Why Men’s Mental Health Matters
I speak on men’s mental health and consent because I’ve seen how vital these issues are. Over the past decade, I’ve volunteered in spaces such as veteran programs, suicide prevention work, crisis hotlines, shelters, and anti-trafficking initiatives. In every one of those environments, I witnessed how often men are denied the chance to set boundaries, feel safe in their own bodies, or say “no” without fear of judgment.
Consent is one of the most overlooked pieces. We’ve taught men how to hear “no,” but rarely that they’re allowed to say it themselves. From a young age, boys are conditioned to perform or comply, leaving them disconnected from their own limits. That disconnect not only harms them, but also shapes how they understand the boundaries of others. Teaching men that their “no” matters gives them agency, self-respect, and the foundation for healthier connections.

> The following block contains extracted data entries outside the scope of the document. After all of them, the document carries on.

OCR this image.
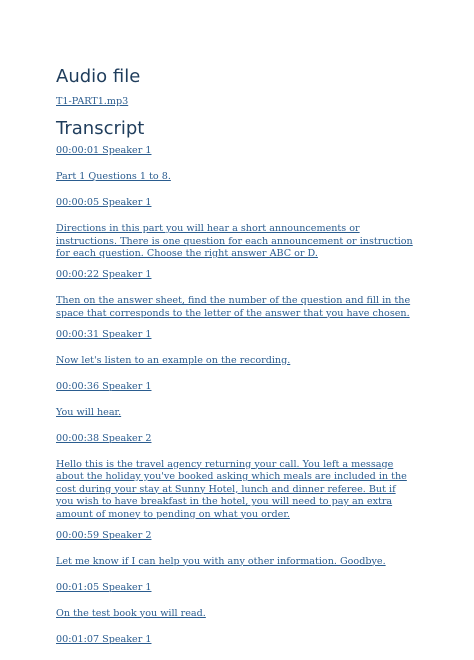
Audio file

T1-PART1.mp3

Transcript

00:00:01 Speaker 1

Part 1 Questions 1 to 8.

00:00:05 Speaker 1

Directions in this part you will hear a short announcements or instructions. There is one question for each announcement or instruction for each question. Choose the right answer ABC or D.

00:00:22 Speaker 1

Then on the answer sheet, find the number of the question and fill in the space that corresponds to the letter of the answer that you have chosen.

00:00:31 Speaker 1

Now let's listen to an example on the recording.

00:00:36 Speaker 1

You will hear.

00:00:38 Speaker 2

Hello this is the travel agency returning your call. You left a message about the holiday you've booked asking which meals are included in the cost during your stay at Sunny Hotel, lunch and dinner referee. But if you wish to have breakfast in the hotel, you will need to pay an extra amount of money to pending on what you order.

00:00:59 Speaker 2

Let me know if I can help you with any other information. Goodbye.

00:01:05 Speaker 1

On the test book you will read.

00:01:07 Speaker 1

This mission is deeply personal to me. I am a rape survivor and someone who has spent much of my life navigating unwanted advances. I know what it feels like when boundaries are ignored, and I also know the importance of men learning that they have the right to set and hold their own. These truths are linked: when men are supported in self-awareness, consent, and emotional grounding, they are less likely to cause harm and more likely to create relationships built on respect.
As a somatic healer, I’ve seen the power of bringing people back into their bodies. Our bodies tell us “yes,” “no,” and “not yet.” When men are cut off from that internal guidance, they lose access to the compass that supports intimacy, safety, and mental health. Helping them reconnect is life-changing – not just for them, but for their families and communities too.
My purpose is to create spaces where men are not shamed for their struggles, silenced in their pain, or pathologized for their sexuality. Instead, I want men to have tools for grounding, communication and vulnerability. Because when men are supported to heal, everyone benefits.